Après la décision prise hier par le Parlement du Valais de rejeter le recours en grâce de Bernard Rappaz, le chanvrier valaisan condamné à cinq ans et huit mois de prison a déclaré, par l'entremise de son avocat, qu'il continuerait sa grève de la faim. Ce recours n'aura donc été qu'un épisode de plus dans la saga; le bras de fer entre le prisonnier et les autorités ressemble chaque jour un peu plus à une impasse.

Ecartons au préalable les faux prétextes donnés par les processionnels de l'empathie et les partisans d'une libération du commerce des drogues; ces gens détournent la sympathie que peut encore inspirer Rappaz pour s'offrir une tribune politique à peu de frais.
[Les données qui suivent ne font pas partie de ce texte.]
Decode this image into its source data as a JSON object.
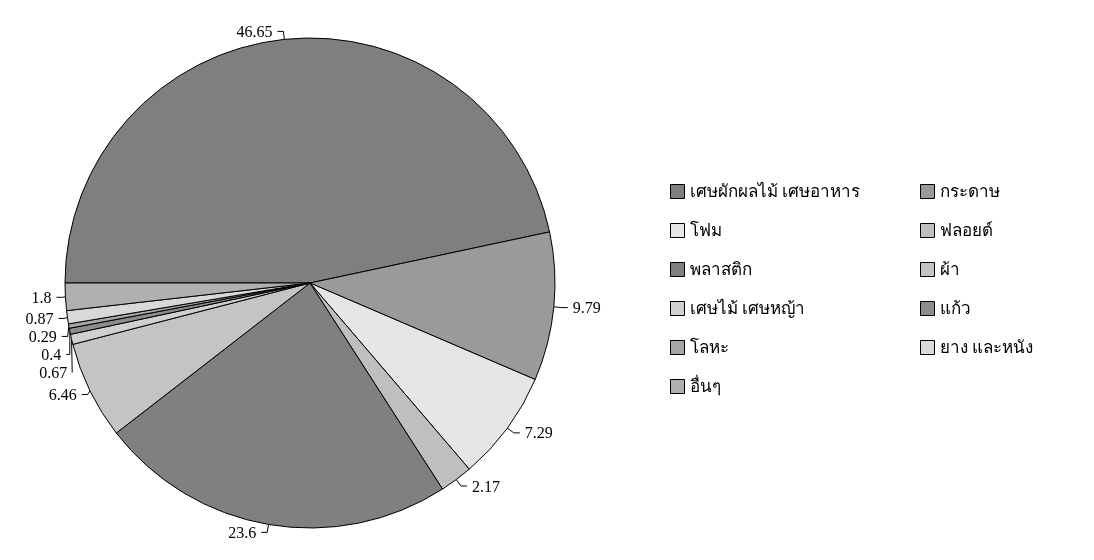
{
  "chart_data": {
    "type": "pie",
    "categories": [
      "เศษผักผลไม้ เศษอาหาร",
      "กระดาษ",
      "โฟม",
      "ฟลอยด์",
      "พลาสติก",
      "ผ้า",
      "เศษไม้ เศษหญ้า",
      "แก้ว",
      "โลหะ",
      "ยาง และหนัง",
      "อื่นๆ"
    ],
    "values": [
      46.65,
      9.79,
      7.29,
      2.17,
      23.6,
      6.46,
      0.67,
      0.4,
      0.29,
      0.87,
      1.8
    ],
    "colors": [
      "#7f7f7f",
      "#9a9a9a",
      "#e6e6e6",
      "#bfbfbf",
      "#808080",
      "#c4c4c4",
      "#d0d0d0",
      "#8c8c8c",
      "#a6a6a6",
      "#d9d9d9",
      "#b0b0b0"
    ],
    "data_labels": true,
    "legend": "right"
  }
}
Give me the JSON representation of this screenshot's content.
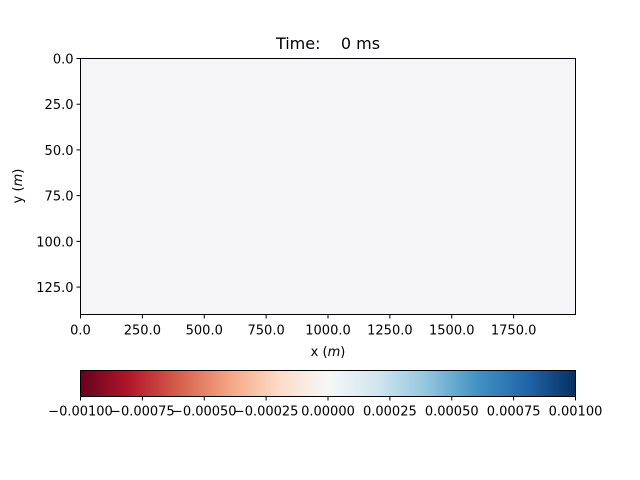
{
  "chart_data": {
    "type": "heatmap",
    "title": "Time:    0 ms",
    "xlabel": "x (m)",
    "ylabel": "y (m)",
    "xlim": [
      0,
      2000
    ],
    "ylim": [
      140,
      0
    ],
    "x_ticks": [
      0,
      250,
      500,
      750,
      1000,
      1250,
      1500,
      1750
    ],
    "x_tick_labels": [
      "0.0",
      "250.0",
      "500.0",
      "750.0",
      "1000.0",
      "1250.0",
      "1500.0",
      "1750.0"
    ],
    "y_ticks": [
      0,
      25,
      50,
      75,
      100,
      125
    ],
    "y_tick_labels": [
      "0.0",
      "25.0",
      "50.0",
      "75.0",
      "100.0",
      "125.0"
    ],
    "field_value": 0,
    "field_color": "#f5f5f7",
    "colorbar": {
      "colormap": "RdBu",
      "orientation": "horizontal",
      "vmin": -0.001,
      "vmax": 0.001,
      "ticks": [
        -0.001,
        -0.00075,
        -0.0005,
        -0.00025,
        0,
        0.00025,
        0.0005,
        0.00075,
        0.001
      ],
      "tick_labels": [
        "−0.00100",
        "−0.00075",
        "−0.00050",
        "−0.00025",
        "0.00000",
        "0.00025",
        "0.00050",
        "0.00075",
        "0.00100"
      ],
      "colors": [
        "#67001f",
        "#b2182b",
        "#d6604d",
        "#f4a582",
        "#fddbc7",
        "#f7f7f7",
        "#d1e5f0",
        "#92c5de",
        "#4393c3",
        "#2166ac",
        "#053061"
      ]
    }
  }
}
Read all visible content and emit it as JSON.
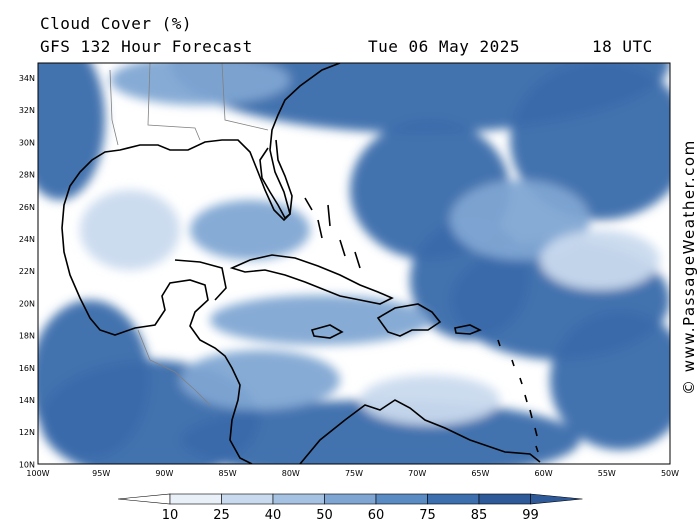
{
  "header": {
    "title": "Cloud Cover (%)",
    "model": "GFS 132 Hour Forecast",
    "date": "Tue 06 May 2025",
    "time": "18 UTC"
  },
  "credit": "© www.PassageWeather.com",
  "axes": {
    "lat_labels": [
      "34N",
      "32N",
      "30N",
      "28N",
      "26N",
      "24N",
      "22N",
      "20N",
      "18N",
      "16N",
      "14N",
      "12N",
      "10N"
    ],
    "lon_labels": [
      "100W",
      "95W",
      "90W",
      "85W",
      "80W",
      "75W",
      "70W",
      "65W",
      "60W",
      "55W",
      "50W"
    ]
  },
  "colorbar": {
    "ticks": [
      "10",
      "25",
      "40",
      "50",
      "60",
      "75",
      "85",
      "99"
    ],
    "colors": [
      "#ffffff",
      "#e9f0f8",
      "#c9daee",
      "#a6c2e2",
      "#7fa6d3",
      "#5a8bc2",
      "#3d6fae",
      "#2e5a99"
    ]
  },
  "palette": {
    "ocean_clear": "#ffffff",
    "cloud_low": "#c9daee",
    "cloud_mid": "#7fa6d3",
    "cloud_high": "#3a6bab",
    "coastline": "#000000",
    "border": "#808080"
  }
}
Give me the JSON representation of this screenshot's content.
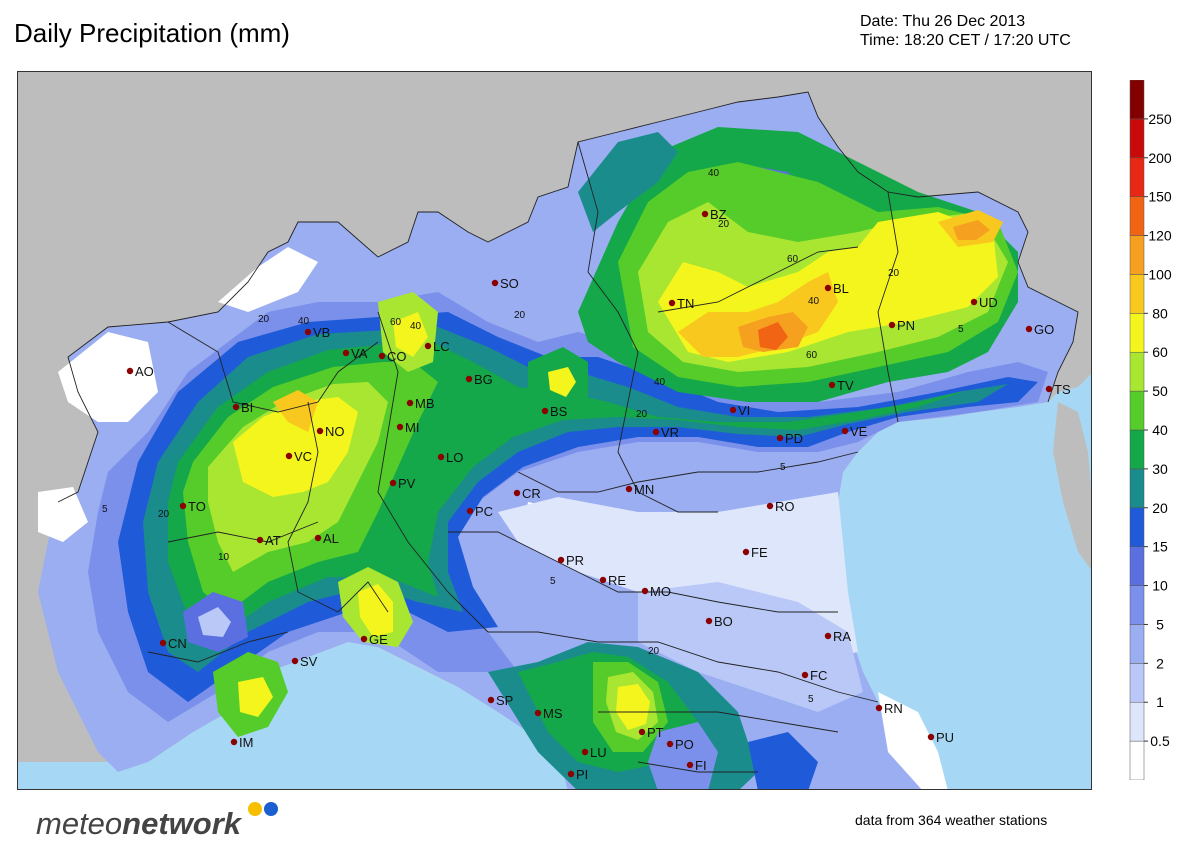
{
  "header": {
    "title": "Daily Precipitation (mm)",
    "date_line": "Date: Thu 26 Dec 2013",
    "time_line": "Time: 18:20 CET / 17:20 UTC"
  },
  "legend": {
    "levels": [
      "0.5",
      "1",
      "2",
      "5",
      "10",
      "15",
      "20",
      "30",
      "40",
      "50",
      "60",
      "80",
      "100",
      "120",
      "150",
      "200",
      "250"
    ],
    "colors": [
      "#ffffff",
      "#dde6fb",
      "#b9c8f6",
      "#9aaef1",
      "#7b90ea",
      "#5c6fe0",
      "#1f5bd8",
      "#1a8c8c",
      "#15a84a",
      "#55cc2a",
      "#a8e632",
      "#f5f51e",
      "#f8c81e",
      "#f5a01e",
      "#f06414",
      "#e62814",
      "#c80a0a",
      "#820000"
    ]
  },
  "stations": [
    {
      "code": "AO"
    },
    {
      "code": "VB"
    },
    {
      "code": "VA"
    },
    {
      "code": "CO"
    },
    {
      "code": "LC"
    },
    {
      "code": "SO"
    },
    {
      "code": "BZ"
    },
    {
      "code": "BL"
    },
    {
      "code": "UD"
    },
    {
      "code": "PN"
    },
    {
      "code": "GO"
    },
    {
      "code": "TS"
    },
    {
      "code": "TN"
    },
    {
      "code": "BI"
    },
    {
      "code": "NO"
    },
    {
      "code": "MB"
    },
    {
      "code": "MI"
    },
    {
      "code": "BG"
    },
    {
      "code": "BS"
    },
    {
      "code": "VR"
    },
    {
      "code": "VI"
    },
    {
      "code": "TV"
    },
    {
      "code": "PD"
    },
    {
      "code": "VE"
    },
    {
      "code": "VC"
    },
    {
      "code": "LO"
    },
    {
      "code": "PV"
    },
    {
      "code": "CR"
    },
    {
      "code": "PC"
    },
    {
      "code": "MN"
    },
    {
      "code": "RO"
    },
    {
      "code": "TO"
    },
    {
      "code": "AT"
    },
    {
      "code": "AL"
    },
    {
      "code": "PR"
    },
    {
      "code": "RE"
    },
    {
      "code": "MO"
    },
    {
      "code": "FE"
    },
    {
      "code": "BO"
    },
    {
      "code": "CN"
    },
    {
      "code": "GE"
    },
    {
      "code": "SV"
    },
    {
      "code": "RA"
    },
    {
      "code": "FC"
    },
    {
      "code": "RN"
    },
    {
      "code": "PU"
    },
    {
      "code": "SP"
    },
    {
      "code": "MS"
    },
    {
      "code": "PT"
    },
    {
      "code": "PO"
    },
    {
      "code": "LU"
    },
    {
      "code": "FI"
    },
    {
      "code": "PI"
    },
    {
      "code": "IM"
    }
  ],
  "contour_labels": [
    "40",
    "20",
    "60",
    "40",
    "20",
    "5",
    "20",
    "40",
    "60",
    "40",
    "20",
    "5",
    "20",
    "5",
    "20",
    "10",
    "5",
    "60",
    "40",
    "20",
    "5"
  ],
  "footer": {
    "logo_text_prefix": "meteo",
    "logo_text_suffix": "network",
    "stations_note": "data from 364 weather stations"
  },
  "colors": {
    "sea": "#a6d8f5",
    "land_outside": "#bdbdbd",
    "station_dot": "#8b0000",
    "logo_gray": "#444444",
    "logo_yellow": "#f6c000",
    "logo_blue": "#1b5fd0"
  }
}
Non, Bernard Rappaz n'est pas victime d'une erreur judiciaire, d'un procès inique ou de lois injustes; le droit helvétique a été totalement respecté d'un bout à l'autre dans la condamnation du chanvrier. S'il en est pour penser que le code pénal actuel ne convient pas, il existe des voies respectueuses du droit pour le changer. Le chantage à la grève de la faim n'en fait pas partie.

886842_rappaz.pngReste donc l'affrontement symbolique entre Bernard Rappaz et les autorités. L'histoire passionne les foules - ou tout au moins, les médias - parce qu'elle se ramène à un conflit entre deux écoles de pensées, nous dit-on; on y opposerait l'éthique au droit. C'est encore sous cet intitulé que la TSR y consacrait un reportage hier soir.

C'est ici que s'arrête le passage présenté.